Why is it important for you, personally, to become involved in diabetes research? What role will this award play in your research efforts?

Equipped with a strong background in metabolic and cancer studies that I acquired throughout both my graduate and post-doctoral studies, I have become highly interested in understanding how the body metabolic status can influence the growth and survival of tumor cells. With the worldwide pandemic surge of obesity and type 2 diabetes and their costly overwhelming complications, my interests have peaked in the cancer connection, especially that, unlike cardiovascular diseases, this type 2 diabetes complication has been under-investigated. Receipt of the prestigious ADA Junior Faculty Award greatly accelerates my proposed work and will allow for the accomplishment of my scientific goals in identifying the molecular mechanisms that underlie the correlation between obesity/type2 diabetes and cancers of the pancreas and the colon. Such a correlation is of high global relevance, given the steadily increasing patient population suffering from the metabolic syndrome.

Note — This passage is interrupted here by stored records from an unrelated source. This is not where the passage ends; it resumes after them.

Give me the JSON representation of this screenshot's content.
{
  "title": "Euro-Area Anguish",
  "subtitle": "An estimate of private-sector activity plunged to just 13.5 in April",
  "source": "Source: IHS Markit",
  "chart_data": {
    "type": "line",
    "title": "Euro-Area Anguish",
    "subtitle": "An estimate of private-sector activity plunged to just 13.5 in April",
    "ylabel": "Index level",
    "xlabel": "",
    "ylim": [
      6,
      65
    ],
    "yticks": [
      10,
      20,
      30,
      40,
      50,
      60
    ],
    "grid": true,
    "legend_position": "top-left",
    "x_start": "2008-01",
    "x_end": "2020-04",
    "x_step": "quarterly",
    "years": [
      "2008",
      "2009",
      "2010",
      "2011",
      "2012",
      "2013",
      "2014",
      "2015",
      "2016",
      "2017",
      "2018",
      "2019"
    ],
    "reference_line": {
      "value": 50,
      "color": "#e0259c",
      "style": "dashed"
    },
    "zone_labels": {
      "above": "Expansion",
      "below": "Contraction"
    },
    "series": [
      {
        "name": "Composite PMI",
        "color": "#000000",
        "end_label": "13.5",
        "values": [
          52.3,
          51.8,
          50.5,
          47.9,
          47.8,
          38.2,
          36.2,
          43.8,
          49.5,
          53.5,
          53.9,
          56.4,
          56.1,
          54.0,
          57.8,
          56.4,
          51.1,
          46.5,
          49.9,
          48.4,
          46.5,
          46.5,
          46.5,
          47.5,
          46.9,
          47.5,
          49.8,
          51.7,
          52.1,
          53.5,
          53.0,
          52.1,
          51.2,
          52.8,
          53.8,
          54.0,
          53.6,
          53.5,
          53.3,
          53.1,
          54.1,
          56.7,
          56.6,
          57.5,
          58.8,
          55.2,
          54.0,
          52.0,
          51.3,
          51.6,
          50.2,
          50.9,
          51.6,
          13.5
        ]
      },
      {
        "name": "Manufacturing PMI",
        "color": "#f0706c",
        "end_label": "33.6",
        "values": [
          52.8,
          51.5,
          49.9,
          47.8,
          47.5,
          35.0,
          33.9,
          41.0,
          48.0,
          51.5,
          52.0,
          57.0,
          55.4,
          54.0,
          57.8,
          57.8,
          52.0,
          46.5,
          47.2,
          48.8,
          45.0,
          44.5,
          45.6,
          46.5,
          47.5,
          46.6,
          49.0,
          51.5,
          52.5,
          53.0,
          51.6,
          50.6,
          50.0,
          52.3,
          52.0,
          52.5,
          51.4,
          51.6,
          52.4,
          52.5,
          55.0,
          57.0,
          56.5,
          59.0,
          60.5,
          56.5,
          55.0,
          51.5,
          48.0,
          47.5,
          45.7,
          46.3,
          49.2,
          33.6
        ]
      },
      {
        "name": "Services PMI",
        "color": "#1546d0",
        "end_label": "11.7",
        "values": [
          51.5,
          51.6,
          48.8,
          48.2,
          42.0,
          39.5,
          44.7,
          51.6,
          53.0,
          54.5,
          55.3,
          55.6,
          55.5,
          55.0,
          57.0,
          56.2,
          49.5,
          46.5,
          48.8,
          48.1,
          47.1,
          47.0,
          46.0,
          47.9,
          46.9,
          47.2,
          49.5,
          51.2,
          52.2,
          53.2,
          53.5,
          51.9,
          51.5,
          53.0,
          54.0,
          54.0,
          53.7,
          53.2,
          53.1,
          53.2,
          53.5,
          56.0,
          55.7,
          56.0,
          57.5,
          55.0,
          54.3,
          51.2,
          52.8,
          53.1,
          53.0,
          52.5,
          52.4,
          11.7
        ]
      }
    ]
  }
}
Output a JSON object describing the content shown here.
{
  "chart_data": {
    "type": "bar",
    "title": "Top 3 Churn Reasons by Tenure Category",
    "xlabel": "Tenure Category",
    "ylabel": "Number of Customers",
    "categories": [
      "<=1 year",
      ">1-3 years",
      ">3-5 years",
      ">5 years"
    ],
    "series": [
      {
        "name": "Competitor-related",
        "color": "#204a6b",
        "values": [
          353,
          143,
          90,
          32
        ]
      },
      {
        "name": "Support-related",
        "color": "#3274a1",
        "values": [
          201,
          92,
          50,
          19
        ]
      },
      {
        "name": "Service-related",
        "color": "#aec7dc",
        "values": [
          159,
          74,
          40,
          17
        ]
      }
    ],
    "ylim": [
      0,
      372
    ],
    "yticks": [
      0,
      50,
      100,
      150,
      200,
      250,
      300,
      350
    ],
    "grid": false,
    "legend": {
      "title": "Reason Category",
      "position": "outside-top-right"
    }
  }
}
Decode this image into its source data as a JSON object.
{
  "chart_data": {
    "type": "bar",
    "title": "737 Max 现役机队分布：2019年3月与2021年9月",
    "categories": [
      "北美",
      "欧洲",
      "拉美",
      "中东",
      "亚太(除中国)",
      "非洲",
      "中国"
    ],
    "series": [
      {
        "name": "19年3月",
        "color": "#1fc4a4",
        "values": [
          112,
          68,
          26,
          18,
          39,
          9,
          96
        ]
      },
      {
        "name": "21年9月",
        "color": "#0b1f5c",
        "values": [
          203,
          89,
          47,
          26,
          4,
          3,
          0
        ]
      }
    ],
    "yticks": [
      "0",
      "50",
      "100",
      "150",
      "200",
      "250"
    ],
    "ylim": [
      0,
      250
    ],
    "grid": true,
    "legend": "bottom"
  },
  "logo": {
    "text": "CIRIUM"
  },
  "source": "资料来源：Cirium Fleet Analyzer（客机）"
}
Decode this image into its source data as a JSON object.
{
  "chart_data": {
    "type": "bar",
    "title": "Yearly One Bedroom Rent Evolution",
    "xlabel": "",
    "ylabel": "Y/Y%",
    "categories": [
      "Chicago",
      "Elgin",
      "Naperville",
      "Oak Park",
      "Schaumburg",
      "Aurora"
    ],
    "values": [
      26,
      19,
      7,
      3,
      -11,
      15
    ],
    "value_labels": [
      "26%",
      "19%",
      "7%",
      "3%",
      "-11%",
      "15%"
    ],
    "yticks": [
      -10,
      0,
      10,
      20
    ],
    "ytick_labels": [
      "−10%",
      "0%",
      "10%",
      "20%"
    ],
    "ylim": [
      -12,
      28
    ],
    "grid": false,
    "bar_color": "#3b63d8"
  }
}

In what direction do you see the future of diabetes research going?

I see diabetes research moving towards both Prevention and Cure: Prevention: mainly through preventing obesity, an epidemic that surged during the last quarter of the twentieth century and has lead to an overwhelming increase in the number of patients suffering from the metabolic syndrome and type 2 diabetes. Therapy: Given the increasing number of complications caused by type 2 diabetes, including cardiovascular disease, and the more recently recognized correlation with cancers of wide variety of tissues, anti-diabetic therapies are urgently needed to relieve the overwhelming and costly diabetic complications.